Brunellos by the legendary estate of Biondi-Santi, Poggio Antico, and Soldera. Castellare super tuscans with a loyal international following. San Giusto a Rentennano Percarlo though an IGT made from their estate in Gaiole, 100% monovarietal is truly a hidden gem. Montevertine although not Chianti Classico, the 100% sangiovese – Le Pergole torte is a show-stopper. Etheral Elisabetta Fagiuoli’s wines of Montenidoli.
Toscano to the Italians, Tuscany is the land of Renaissance, marriage of modern and old world charm, a for exquisite food and world-class wines, burnt-orange vistas, rust-colored hills, pristine and picturesque landscapes, charming trattorias and pizzerias, simply a place to fall in love!
Tuscans, like rest of Italy eat what’s in season, and the best stuff ripens between October and March. Fall and winter, is eating season in Tuscany: big red wines, mushrooms, black truffles, chestnuts, and hearty pastas with meat sauce. Which better grape than greatest red grapes of Italy, Sangiovese to slice through the substantial flavors of Italian food?

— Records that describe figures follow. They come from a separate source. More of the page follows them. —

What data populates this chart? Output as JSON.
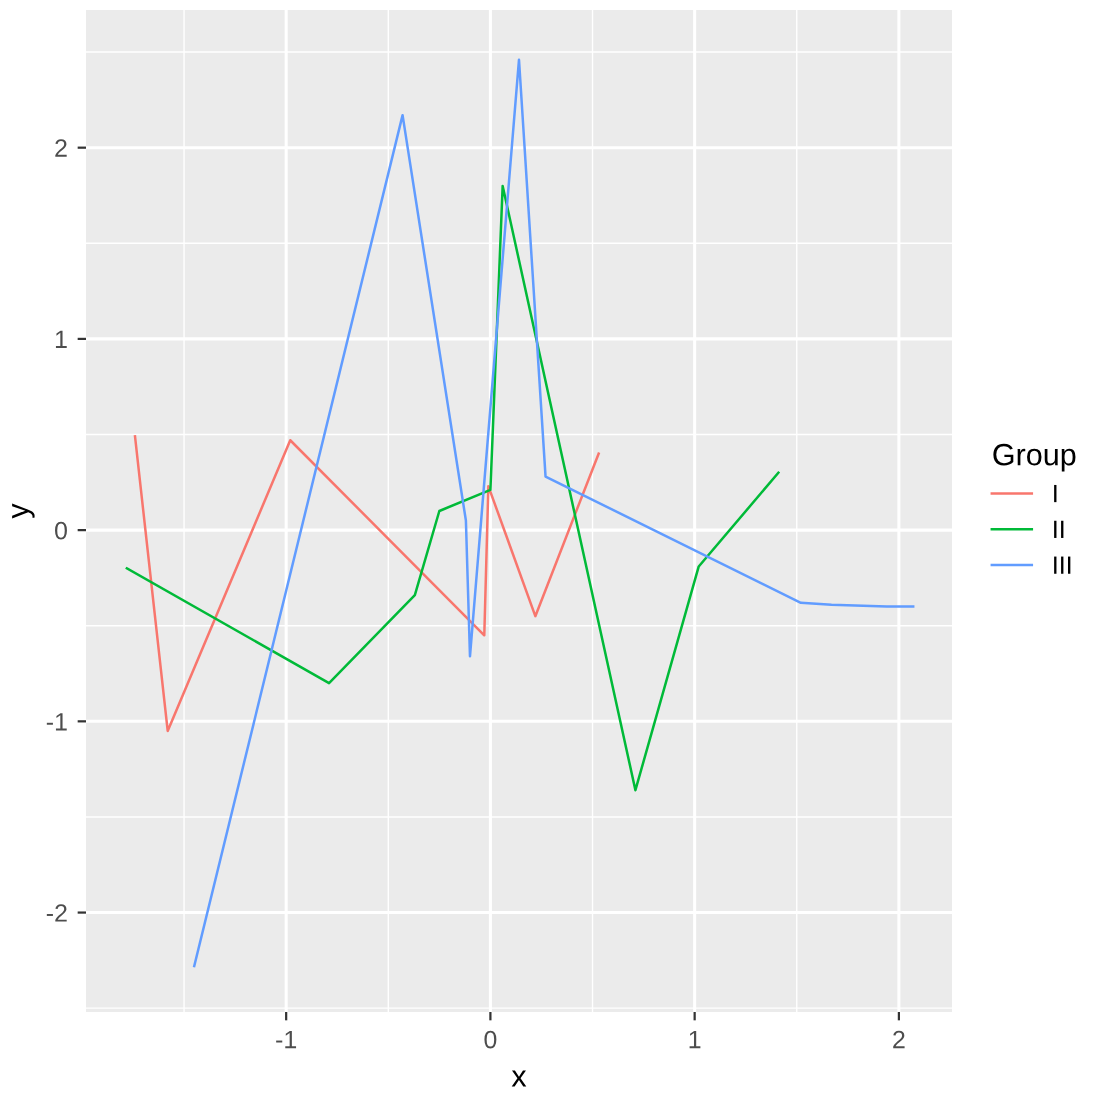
{
  "chart_data": {
    "type": "line",
    "xlabel": "x",
    "ylabel": "y",
    "legend_title": "Group",
    "legend": "right",
    "grid": true,
    "xlim": [
      -1.98,
      2.26
    ],
    "ylim": [
      -2.52,
      2.72
    ],
    "xticks": [
      -1,
      0,
      1,
      2
    ],
    "yticks": [
      -2,
      -1,
      0,
      1,
      2
    ],
    "series": [
      {
        "name": "I",
        "color": "#f8766d",
        "x": [
          -1.74,
          -1.58,
          -0.98,
          -0.03,
          -0.01,
          0.22,
          0.53
        ],
        "values": [
          0.49,
          -1.05,
          0.47,
          -0.55,
          0.23,
          -0.45,
          0.4
        ]
      },
      {
        "name": "II",
        "color": "#00ba38",
        "x": [
          -1.78,
          -0.79,
          -0.37,
          -0.25,
          0.0,
          0.06,
          0.71,
          1.02,
          1.41
        ],
        "values": [
          -0.2,
          -0.8,
          -0.34,
          0.1,
          0.21,
          1.8,
          -1.36,
          -0.19,
          0.3
        ]
      },
      {
        "name": "III",
        "color": "#619cff",
        "x": [
          -1.45,
          -0.43,
          -0.12,
          -0.1,
          0.14,
          0.27,
          1.52,
          1.67,
          1.94,
          2.07
        ],
        "values": [
          -2.28,
          2.17,
          0.05,
          -0.66,
          2.46,
          0.28,
          -0.38,
          -0.39,
          -0.4,
          -0.4
        ]
      }
    ]
  }
}
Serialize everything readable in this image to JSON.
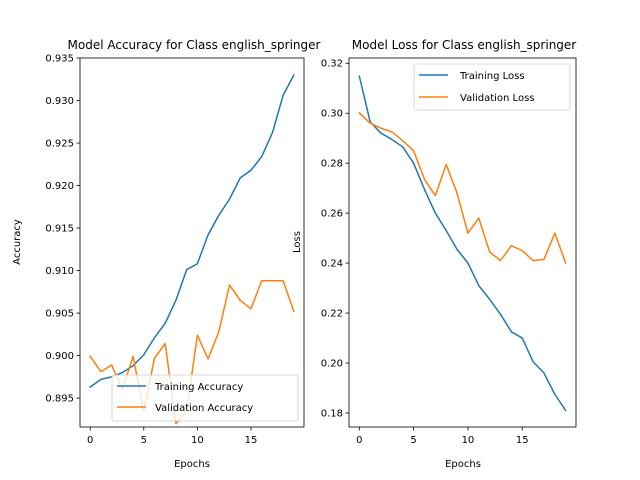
{
  "chart_data": [
    {
      "type": "line",
      "title": "Model Accuracy for Class english_springer",
      "xlabel": "Epochs",
      "ylabel": "Accuracy",
      "xlim": [
        -0.95,
        19.95
      ],
      "ylim": [
        0.8916,
        0.935
      ],
      "xticks": [
        0,
        5,
        10,
        15
      ],
      "yticks": [
        0.895,
        0.9,
        0.905,
        0.91,
        0.915,
        0.92,
        0.925,
        0.93,
        0.935
      ],
      "ytick_labels": [
        "0.895",
        "0.900",
        "0.905",
        "0.910",
        "0.915",
        "0.920",
        "0.925",
        "0.930",
        "0.935"
      ],
      "legend_position": "lower right",
      "x": [
        0,
        1,
        2,
        3,
        4,
        5,
        6,
        7,
        8,
        9,
        10,
        11,
        12,
        13,
        14,
        15,
        16,
        17,
        18,
        19
      ],
      "series": [
        {
          "name": "Training Accuracy",
          "color": "#1f77b4",
          "values": [
            0.8963,
            0.8972,
            0.8975,
            0.898,
            0.8988,
            0.9001,
            0.9021,
            0.9038,
            0.9065,
            0.9101,
            0.9108,
            0.9142,
            0.9165,
            0.9184,
            0.9209,
            0.9218,
            0.9234,
            0.9262,
            0.9306,
            0.933
          ]
        },
        {
          "name": "Validation Accuracy",
          "color": "#ff7f0e",
          "values": [
            0.8999,
            0.8981,
            0.8989,
            0.896,
            0.8999,
            0.8935,
            0.8997,
            0.9014,
            0.892,
            0.8935,
            0.9024,
            0.8996,
            0.9028,
            0.9083,
            0.9065,
            0.9055,
            0.9088,
            0.9088,
            0.9088,
            0.9052
          ]
        }
      ]
    },
    {
      "type": "line",
      "title": "Model Loss for Class english_springer",
      "xlabel": "Epochs",
      "ylabel": "Loss",
      "xlim": [
        -0.95,
        19.95
      ],
      "ylim": [
        0.1744,
        0.3221
      ],
      "xticks": [
        0,
        5,
        10,
        15
      ],
      "yticks": [
        0.18,
        0.2,
        0.22,
        0.24,
        0.26,
        0.28,
        0.3,
        0.32
      ],
      "ytick_labels": [
        "0.18",
        "0.20",
        "0.22",
        "0.24",
        "0.26",
        "0.28",
        "0.30",
        "0.32"
      ],
      "legend_position": "upper right",
      "x": [
        0,
        1,
        2,
        3,
        4,
        5,
        6,
        7,
        8,
        9,
        10,
        11,
        12,
        13,
        14,
        15,
        16,
        17,
        18,
        19
      ],
      "series": [
        {
          "name": "Training Loss",
          "color": "#1f77b4",
          "values": [
            0.3148,
            0.2965,
            0.292,
            0.2895,
            0.2865,
            0.28,
            0.2695,
            0.26,
            0.253,
            0.2455,
            0.24,
            0.231,
            0.2255,
            0.2195,
            0.2125,
            0.21,
            0.2005,
            0.196,
            0.1875,
            0.181
          ]
        },
        {
          "name": "Validation Loss",
          "color": "#ff7f0e",
          "values": [
            0.3001,
            0.296,
            0.294,
            0.2925,
            0.289,
            0.285,
            0.2735,
            0.267,
            0.2795,
            0.268,
            0.252,
            0.258,
            0.2445,
            0.241,
            0.247,
            0.245,
            0.241,
            0.2415,
            0.252,
            0.24
          ]
        }
      ]
    }
  ]
}
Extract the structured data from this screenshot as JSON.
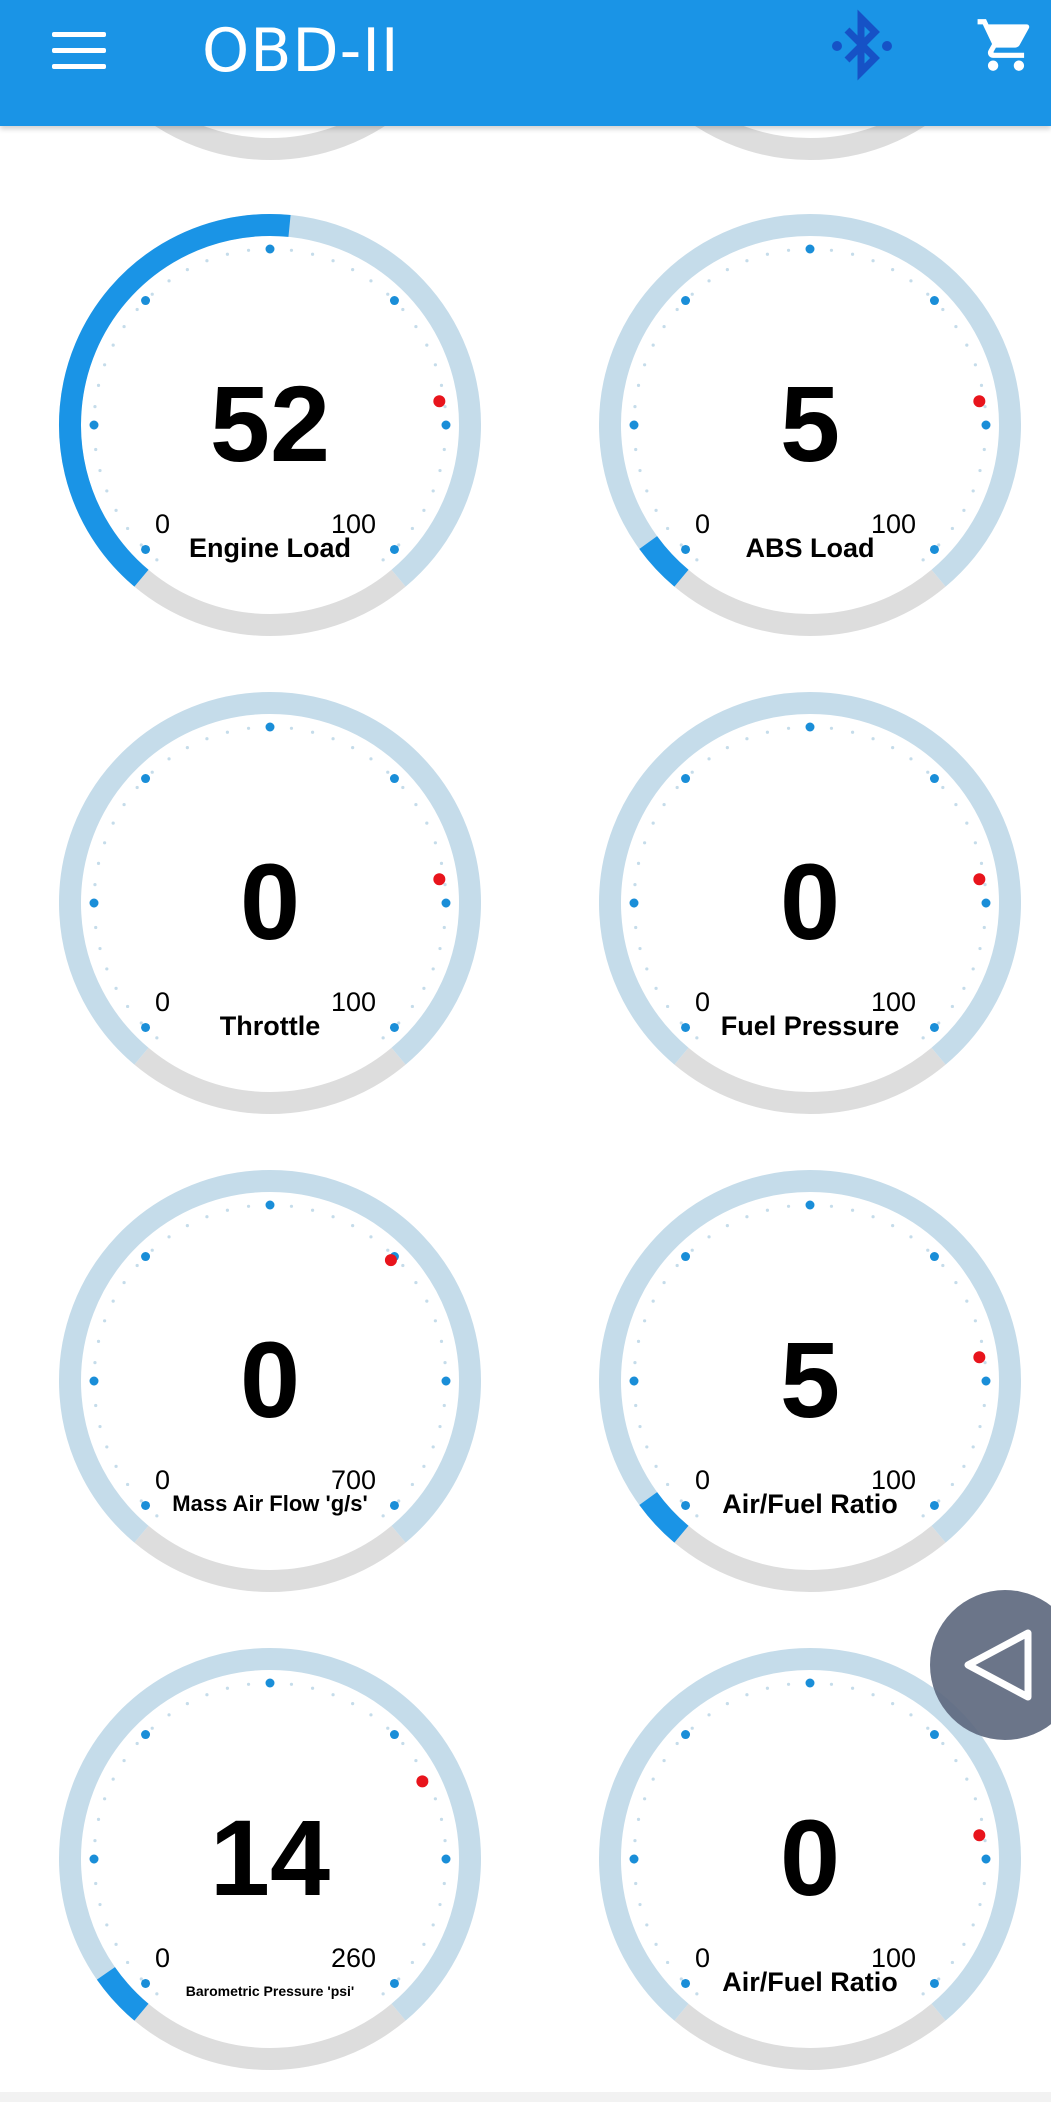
{
  "app": {
    "title": "OBD-II",
    "accent_color": "#1a94e6"
  },
  "icons": {
    "menu": "hamburger-menu-icon",
    "bluetooth": "bluetooth-icon",
    "cart": "shopping-cart-icon",
    "back": "triangle-back-icon"
  },
  "gauges": [
    {
      "label": "Engine Load",
      "value": "52",
      "min": "0",
      "max": "100",
      "fraction": 0.52
    },
    {
      "label": "ABS Load",
      "value": "5",
      "min": "0",
      "max": "100",
      "fraction": 0.05
    },
    {
      "label": "Throttle",
      "value": "0",
      "min": "0",
      "max": "100",
      "fraction": 0
    },
    {
      "label": "Fuel Pressure",
      "value": "0",
      "min": "0",
      "max": "100",
      "fraction": 0
    },
    {
      "label": "Mass Air Flow 'g/s'",
      "value": "0",
      "min": "0",
      "max": "700",
      "fraction": 0
    },
    {
      "label": "Air/Fuel Ratio",
      "value": "5",
      "min": "0",
      "max": "100",
      "fraction": 0.05
    },
    {
      "label": "Barometric Pressure 'psi'",
      "value": "14",
      "min": "0",
      "max": "260",
      "fraction": 0.054
    },
    {
      "label": "Air/Fuel Ratio",
      "value": "0",
      "min": "0",
      "max": "100",
      "fraction": 0
    }
  ],
  "colors": {
    "track": "#c5dcea",
    "track_gray": "#dddddd",
    "fill": "#1a94e6",
    "tick": "#1a8ed8",
    "red_marker": "#e8141c"
  }
}
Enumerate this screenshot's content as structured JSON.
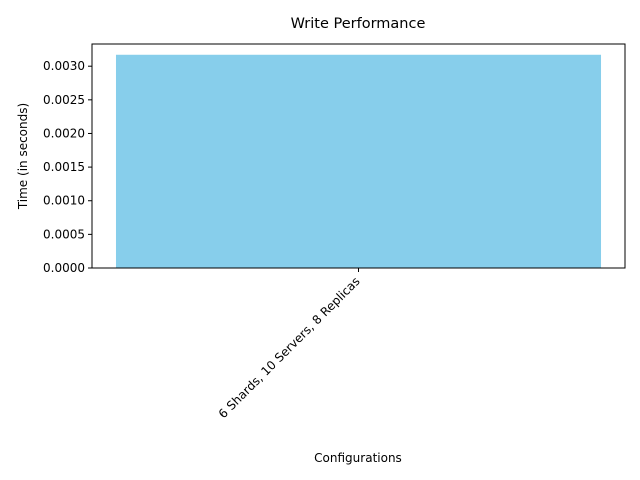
{
  "chart_data": {
    "type": "bar",
    "title": "Write Performance",
    "xlabel": "Configurations",
    "ylabel": "Time (in seconds)",
    "categories": [
      "6 Shards, 10 Servers, 8 Replicas"
    ],
    "values": [
      0.00317
    ],
    "ylim": [
      0,
      0.00333
    ],
    "yticks": [
      "0.0000",
      "0.0005",
      "0.0010",
      "0.0015",
      "0.0020",
      "0.0025",
      "0.0030"
    ],
    "ytick_values": [
      0,
      0.0005,
      0.001,
      0.0015,
      0.002,
      0.0025,
      0.003
    ],
    "bar_color": "#87ceeb",
    "grid": false,
    "legend": false
  }
}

Tuscany’s, king pasta – pappardelle to nona’s tender pork ragu, glorious hunks of porterhouse, flame-licked to perfection, drizzled with woodsy rosemary oil served with quintessential Tuscan beans poached in citrusy olive oil, and grilled farmers market vegetables, are you drooling yet? From a fragrant red berry, approachable, juicy and bright flavors dancing around your glass for everyday drinking to brooding, savory, earthy powerful notes for serious scintillating conversation, held together by 300 years of fine wine-making, you will be hard pressed not to fall in love with Sangiovese all over again.
Buono compleanno e felice anniversario Chianti Classico!! Raising our glasses to the next 300 years.